One of those proposals was to replace the Department of Interior with a new Department of Natural Resources. One of the elements of the Department was to be a National Oceanic and Atmospheric Administration which would combine some elements of the Department of Interior with the Environmental Science Services Administration (ESSA) of the Department of Commerce.

Then Secretary of Commerce, Maurice Stans, noting that ESSA would comprise more than two-thirds of this new Agency (some 10,000 employees and an estimated FY 1970 budget of approximately $200 million) countered with a proposal to, at least initially, consolidate and house NOAA within Commerce and transfer it to the proposed Department of Natural Resources at a later date.

Prior to the Stans' proposal, the Administration had been considering housing an interim organization in the Department of Interior. The logic of Secretary Stans' recommendation, possibly combined with some political tensions between the White House and Interior Secretary Hickel, led to a decision in favor of Commerce. Deliberations within the Executive Branch finally resulted in Reorganization Plan No. 4 of 1970 which was proposed in early July and became effective ninety days later in October 1970.
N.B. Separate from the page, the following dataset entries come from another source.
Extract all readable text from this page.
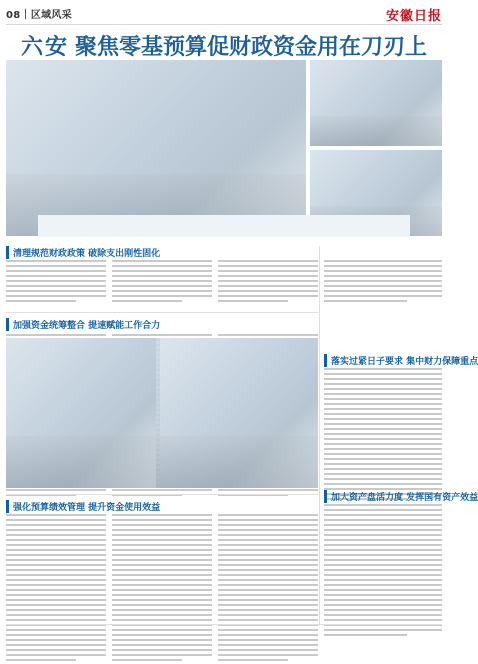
08｜区域风采	安徽日报
六安 聚焦零基预算促财政资金用在刀刃上
清理规范财政政策 破除支出刚性固化
加强资金统筹整合 提速赋能工作合力
落实过紧日子要求 集中财力保障重点
加大资产盘活力度 发挥国有资产效益
强化预算绩效管理 提升资金使用效益
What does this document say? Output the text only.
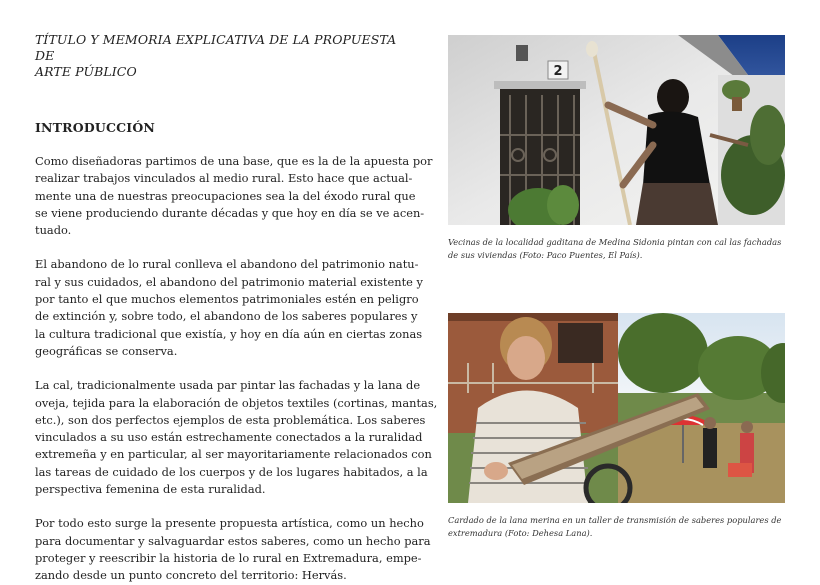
TÍTULO Y MEMORIA EXPLICATIVA DE LA PROPUESTA DE
ARTE PÚBLICO
INTRODUCCIÓN

Como diseñadoras partimos de una base, que es la de la apuesta por
realizar trabajos vinculados al medio rural. Esto hace que actual-
mente una de nuestras preocupaciones sea la del éxodo rural que
se viene produciendo durante décadas y que hoy en día se ve acen-
tuado.

El abandono de lo rural conlleva el abandono del patrimonio natu-
ral y sus cuidados, el abandono del patrimonio material existente y
por tanto el que muchos elementos patrimoniales estén en peligro
de extinción y, sobre todo, el abandono de los saberes populares y
la cultura tradicional que existía, y hoy en día aún en ciertas zonas
geográficas se conserva.

La cal, tradicionalmente usada par pintar las fachadas y la lana de
oveja, tejida para la elaboración de objetos textiles (cortinas, mantas,
etc.), son dos perfectos ejemplos de esta problemática. Los saberes
vinculados a su uso están estrechamente conectados a la ruralidad
extremeña y en particular, al ser mayoritariamente relacionados con
las tareas de cuidado de los cuerpos y de los lugares habitados, a la
perspectiva femenina de esta ruralidad.

Por todo esto surge la presente propuesta artística, como un hecho
para documentar y salvaguardar estos saberes, como un hecho para
proteger y reescribir la historia de lo rural en Extremadura, empe-
zando desde un punto concreto del territorio: Hervás.

2
Vecinas de la localidad gaditana de Medina Sidonia pintan con cal las fachadas
de sus viviendas (Foto: Paco Puentes, El País).
Cardado de la lana merina en un taller de transmisión de saberes populares de
extremadura (Foto: Dehesa Lana).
President Nixon had concurred with Secretary Stans and, incorporating elements from the Stratton Commission Report, the Ash Council recommendations, and Congressional deliberations, proposed that the National Oceanic and Atmospheric Administration be created within the Department of Commerce.

How many of the current Republican Administration's politically motivated reorganizations will survive into the future?